The carbon offset mechanism is in line with the proposals contained in the National Climate Change Response White Paper of 2011 and efforts to transition to a low carbon, greener economy as pronounced in the National Development Plan.
Carbon offsets in brief
The Draft Carbon Tax Bill makes provision for the carbon offset allowance. This provides for firms to reduce their carbon tax liability by using offset credits of up to a maximum of 5% or 10% of their total greenhouse gas (GHG) emissions.
Carbon offsets can be generated through investments outside of a taxable entity’s activities that results in quantifiable and verifiable GHG emission reductions.
In addition, such carbon offset projects should generate sustainable development co-benefits and employment opportunities in South Africa by encouraging investments in energy efficiency, rural development projects, and initiatives aimed at restoring landscapes, reducing land degradation and biodiversity protection.
Design of carbon offsets
The proposal to use carbon offsets in conjunction with the carbon tax has been widely supported by stakeholders as a cost-effective measure to incentivise GHG emission reductions.
Carbon offsets involve specific projects or activities that reduce, avoid, or sequester emissions, and are developed and evaluated under specific methodologies and standards, which enable the issuance of carbon credits.
The carbon offset system seeks to encourage GHG emission reductions in sectors or activities that are not directly covered by the tax. Investments in public transport, agriculture, forestry and other land use and waste sectors are likely to qualify.

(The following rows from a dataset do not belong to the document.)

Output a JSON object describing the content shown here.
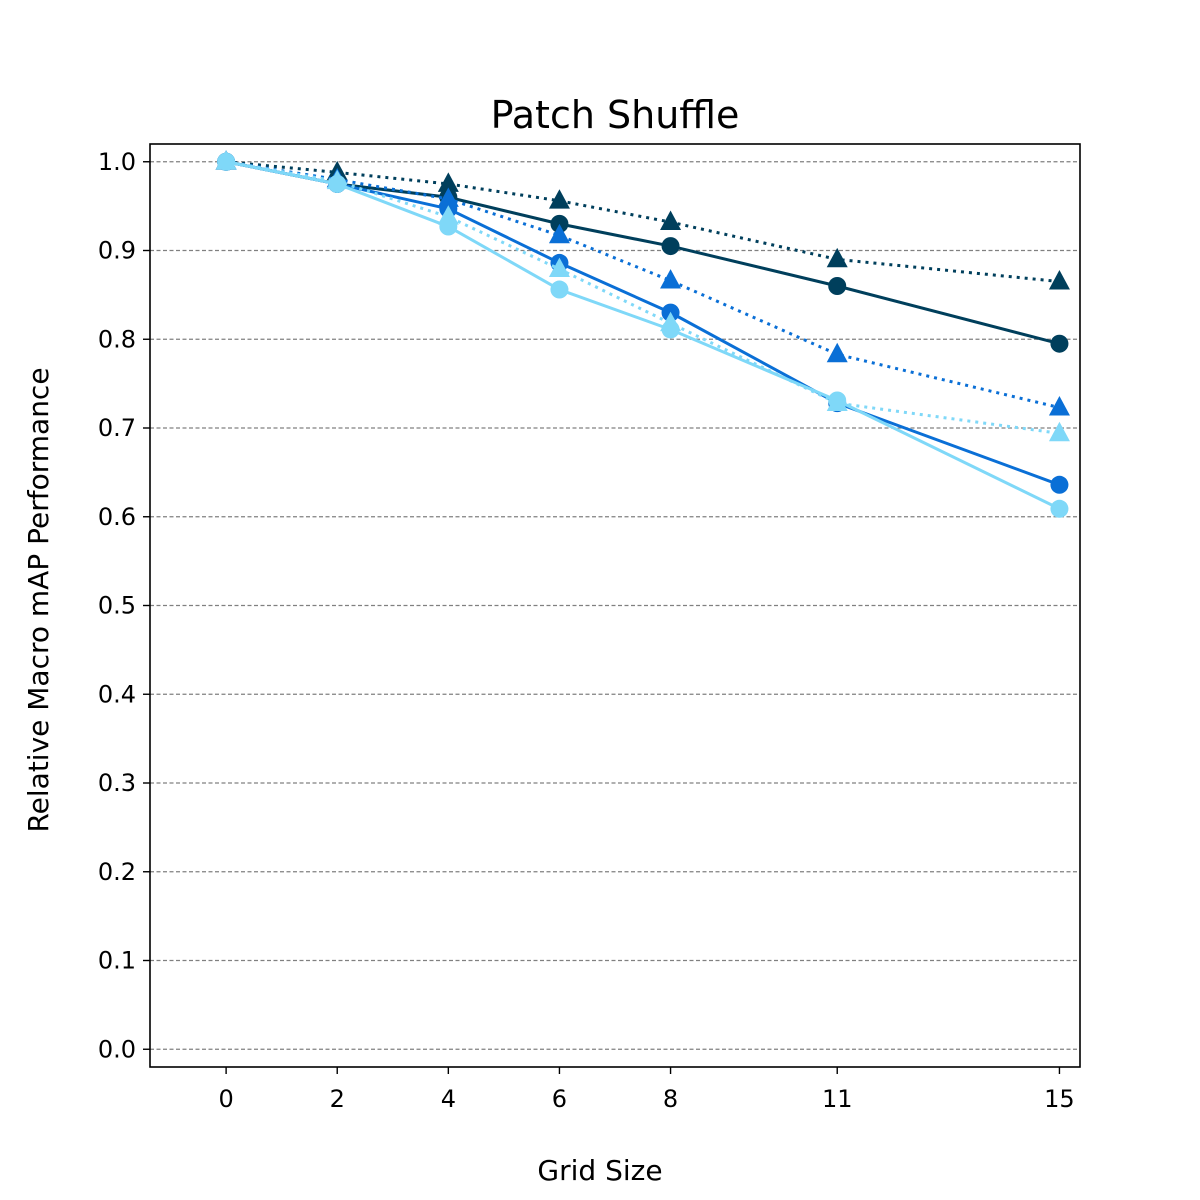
{
  "chart_data": {
    "type": "line",
    "title": "Patch Shuffle",
    "xlabel": "Grid Size",
    "ylabel": "Relative Macro mAP Performance",
    "x": [
      0,
      2,
      4,
      6,
      8,
      11,
      15
    ],
    "x_ticks": [
      "0",
      "2",
      "4",
      "6",
      "8",
      "11",
      "15"
    ],
    "y_ticks": [
      "0.0",
      "0.1",
      "0.2",
      "0.3",
      "0.4",
      "0.5",
      "0.6",
      "0.7",
      "0.8",
      "0.9",
      "1.0"
    ],
    "ylim": [
      -0.02,
      1.02
    ],
    "grid": "horizontal dashed",
    "series": [
      {
        "color": "#003f5c",
        "marker": "triangle",
        "linestyle": "dotted",
        "values": [
          1.0,
          0.988,
          0.975,
          0.956,
          0.932,
          0.89,
          0.865
        ]
      },
      {
        "color": "#003f5c",
        "marker": "circle",
        "linestyle": "solid",
        "values": [
          1.0,
          0.975,
          0.96,
          0.93,
          0.905,
          0.86,
          0.795
        ]
      },
      {
        "color": "#0a6fd6",
        "marker": "triangle",
        "linestyle": "dotted",
        "values": [
          1.0,
          0.98,
          0.958,
          0.917,
          0.866,
          0.783,
          0.723
        ]
      },
      {
        "color": "#0a6fd6",
        "marker": "circle",
        "linestyle": "solid",
        "values": [
          1.0,
          0.975,
          0.947,
          0.886,
          0.83,
          0.728,
          0.636
        ]
      },
      {
        "color": "#7fd8f8",
        "marker": "triangle",
        "linestyle": "dotted",
        "values": [
          1.0,
          0.978,
          0.938,
          0.879,
          0.818,
          0.728,
          0.694
        ]
      },
      {
        "color": "#7fd8f8",
        "marker": "circle",
        "linestyle": "solid",
        "values": [
          1.0,
          0.975,
          0.927,
          0.856,
          0.811,
          0.731,
          0.609
        ]
      }
    ]
  }
}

The carbon offset scheme will rely primarily on existing international carbon offset standards namely, the Clean Development Mechanism, Verified Carbon Standard and the Gold Standard and their associated institutional and market infrastructure. However, scope is also provided for the use of local standards/ methodologies where appropriate and independently verifiable.
Opposition to the new tax
Meanwhile, the Organisation Undoing Tax Abuse (OUTA) has called the carbon tax an unnecessary burden to South Africa.
The organisation has called on businesses and South Africans to become more participative in scrutinising and interacting with Government on the new proposed Carbon Tax.
“South Africa has become an overtaxed society and we agree with other critics of the scheme who believe the economy will be negatively impacted by the introduction of a carbon tax. While Government’s stated and noble intention is that the tax will help to reduce GHG emissions in the medium to long term, OUTA believes this will not necessarily be the case,” says said Julius Kleynhans, Project Manager at OUTA.
“The carbon tax will not necessarily change business behaviour, who will in turn merely pass on the tax costs to the consumer.”